La même chose en moins drôle sur la solitude d'Allah :"Ne mets point avec Allah d'autres divinités, car tu serais méprisé et délaissé" (Coran XVII, 23). On touche au thème des associateurs. De quoi s'agit-il ? La sourate 5, 72 est explicite sur ce dont il s'agit, sur le sort des associateurs d'abord :"O enfants d'Israël, adorez Allah, mon Seigneur et votre Seigneur. Allah interdit le paradis à quiconque attribue des associés à Dieu. Sa demeure sera le feu. Il n'existe pas de défenseur pour les injustes". Sur l'identité de ces associateurs ensuite : le verset suivant est parfaitement clair, ce sont les chrétiens : "Oui ceux qui disent Dieu est en vérité le troisième de trois sont impies"(5, 73).
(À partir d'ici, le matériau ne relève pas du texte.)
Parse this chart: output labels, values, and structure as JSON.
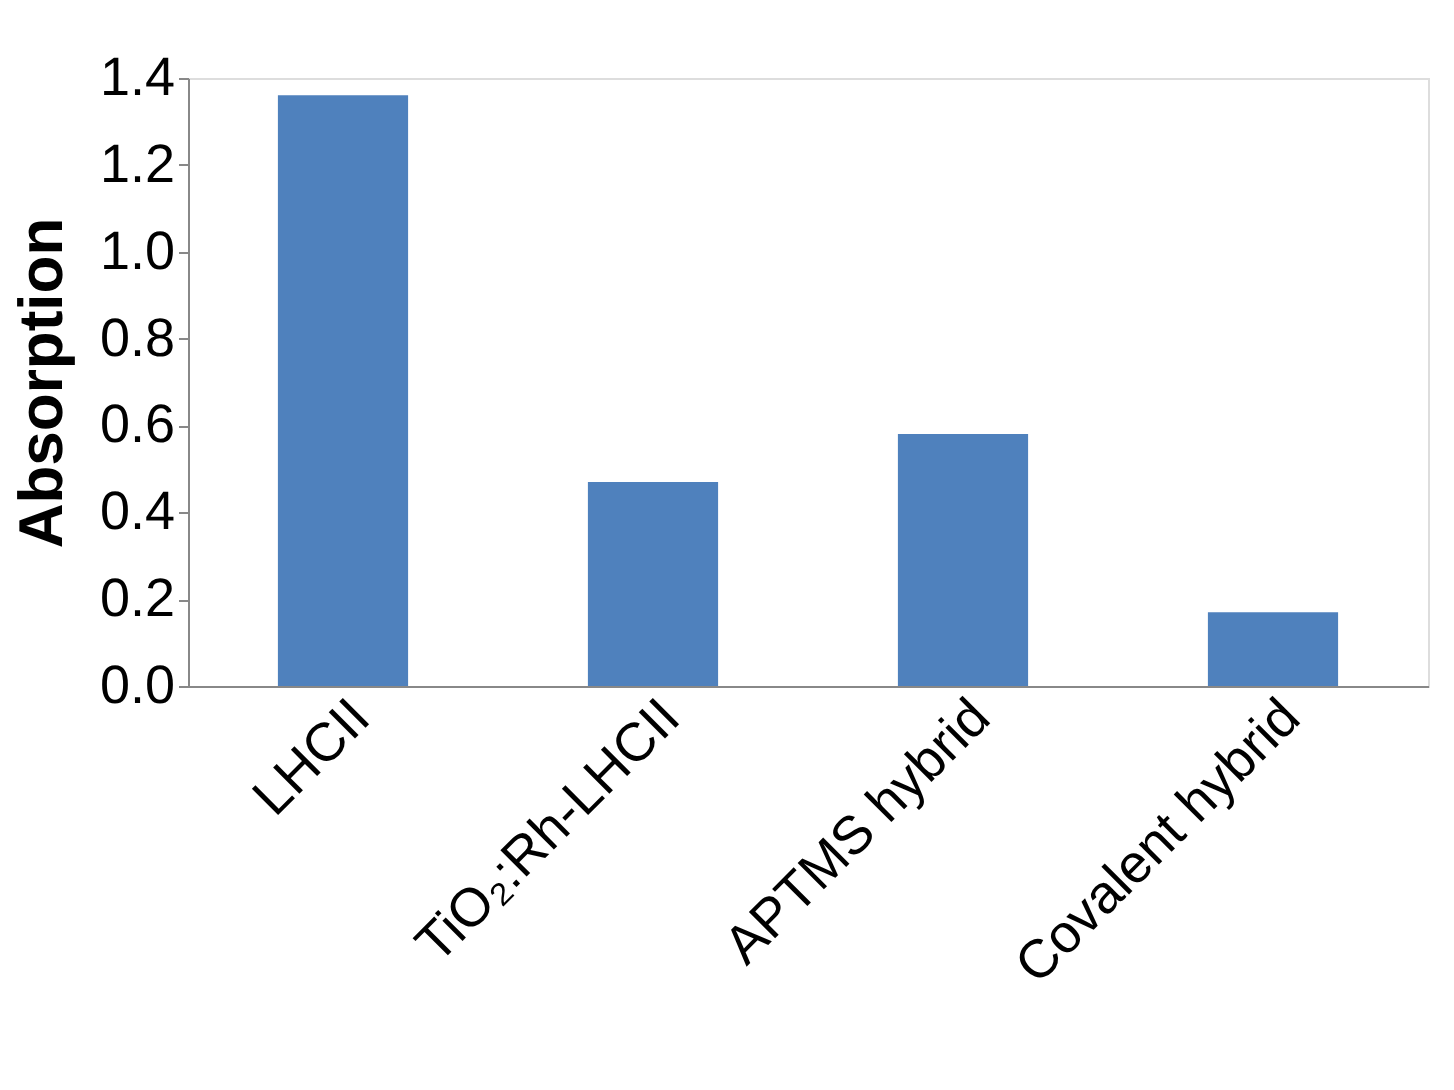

Un système métaphysique qui enferme Dieu en lui refusant d'avoir un fils, ou en lui refusant d'avoir des fils (Sourate 5, 21) est un système qui condamne Dieu, en raison de sa perfection, à la stérilité. Stérilité spirituelle qui peut devenir aussi celle de ceux qui croient en lui, comme en témoigne la rigidification de l'islam depuis mille ans.